Abbé Grégoire, Mérimée, Violet-le-Duc…

Tout aussi sérieusement, l’auteur ajoute que ce livre est aussi un surligneur. “Il faut faire confiance aux professionnels du patrimoine (…) La législation française est très élaborée ; elle est une référence pour pas mal de pays. C’est celle de l’Abbé Grégoire, Mérimée, Violet-le-Duc…” Mais il n’y a pas que cet aspect dans ce livre. Il y a donc des mots importants dans ce corpus arbitraire mais passionnant. Le mot vol par exemple n’y est pas par hasard. Il y en a plein dans les édifices de nos campagnes qui ne sont pas protégés ! On ne vole pas seulement la Joconde dérobée le 21 août 1911 par l’un de ses gardiens ! L’idée de départ était de faire un ouvrage documentaire pour les vacances. Il y a plein d’entrées…”
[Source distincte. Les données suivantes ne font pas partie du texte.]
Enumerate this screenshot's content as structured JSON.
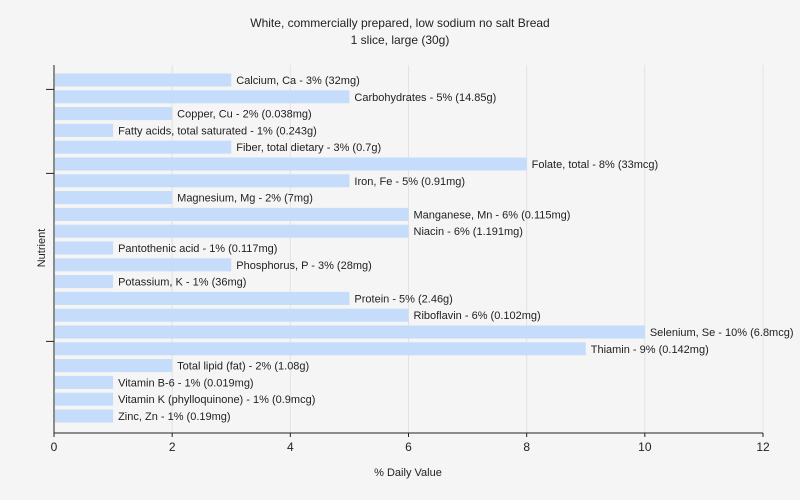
{
  "chart_data": {
    "type": "bar",
    "orientation": "horizontal",
    "title": "White, commercially prepared, low sodium no salt Bread",
    "subtitle": "1 slice, large (30g)",
    "xlabel": "% Daily Value",
    "ylabel": "Nutrient",
    "xlim": [
      0,
      12
    ],
    "xticks": [
      "0",
      "2",
      "4",
      "6",
      "8",
      "10",
      "12"
    ],
    "grid": "vertical",
    "bar_color": "#c5dcfb",
    "categories": [
      "Calcium, Ca",
      "Carbohydrates",
      "Copper, Cu",
      "Fatty acids, total saturated",
      "Fiber, total dietary",
      "Folate, total",
      "Iron, Fe",
      "Magnesium, Mg",
      "Manganese, Mn",
      "Niacin",
      "Pantothenic acid",
      "Phosphorus, P",
      "Potassium, K",
      "Protein",
      "Riboflavin",
      "Selenium, Se",
      "Thiamin",
      "Total lipid (fat)",
      "Vitamin B-6",
      "Vitamin K (phylloquinone)",
      "Zinc, Zn"
    ],
    "values": [
      3,
      5,
      2,
      1,
      3,
      8,
      5,
      2,
      6,
      6,
      1,
      3,
      1,
      5,
      6,
      10,
      9,
      2,
      1,
      1,
      1
    ],
    "labels": [
      "Calcium, Ca - 3% (32mg)",
      "Carbohydrates - 5% (14.85g)",
      "Copper, Cu - 2% (0.038mg)",
      "Fatty acids, total saturated - 1% (0.243g)",
      "Fiber, total dietary - 3% (0.7g)",
      "Folate, total - 8% (33mcg)",
      "Iron, Fe - 5% (0.91mg)",
      "Magnesium, Mg - 2% (7mg)",
      "Manganese, Mn - 6% (0.115mg)",
      "Niacin - 6% (1.191mg)",
      "Pantothenic acid - 1% (0.117mg)",
      "Phosphorus, P - 3% (28mg)",
      "Potassium, K - 1% (36mg)",
      "Protein - 5% (2.46g)",
      "Riboflavin - 6% (0.102mg)",
      "Selenium, Se - 10% (6.8mcg)",
      "Thiamin - 9% (0.142mg)",
      "Total lipid (fat) - 2% (1.08g)",
      "Vitamin B-6 - 1% (0.019mg)",
      "Vitamin K (phylloquinone) - 1% (0.9mcg)",
      "Zinc, Zn - 1% (0.19mg)"
    ]
  }
}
“Les vols d’objets d’art alimentent un marché bien au-delà de l’activité “glamour” menée par d’élégants faussaires…”

À propos du mot vol, notez cette définition : “(…) Ces objets, restés proches de leurs lieux de conception, de construction ou de fabrication, dans les décors pour lesquels ils ont été commandés et conçus, constituent des proies faciles faute de surveillance suffisante et de législations plus répressives.” Il ajoute : “Les vols d’objets d’art alimentent un marché bien au-delà de l’activité “glamour” menée par d’élégants faussaires. Ils constituent une délinquance commanditée par des réseaux criminels internationaux associés au grand banditisme et aux trafics de drogues et d’armes.”

Fort Brecou, à Agde. Photo : Renaud Dupuy de la Grandrive.

On trouve des mots et des sens dans “association” ou “bénévolat” ; dans “cadole” (petit édifice agricole en bois en Beaujolais et sud de la Bourgogne) ; on y trouve aussi le “crowdfunding” ou le sociofiancement. Dont vous découvrirez les précurseurs étonnants aux USA et à Barcelone… Dans ce grand petit livre on y (ré)apprend ce qu’est le landmark trust, fondation de charité britannique, fondée sur le modèle du “remploi” des édifices historiques… Un chapitre est consacré au “littoral” où “les phares comme les forts portent la mémoire d’arts et de métiers dépassés par de nouvelles technologies (…) Ils se retrouvent, au travers de leurs restaurations et de l’adhésion populaire, dans un même destin patrimonial et historique”.

Dans une même litanie, on pioche “mémoire”, “métamorphose”, “métiers du patrimoine”, et même les “moulins à vent” et autres éoliennes… Finissons avec le mot-concept de beau : “Il y a deux choses dans un édifice : son usage et sa beauté. Son usage appartient à son propriétaire, sa beauté est à tout le monde”, écrivait Victor Hugo.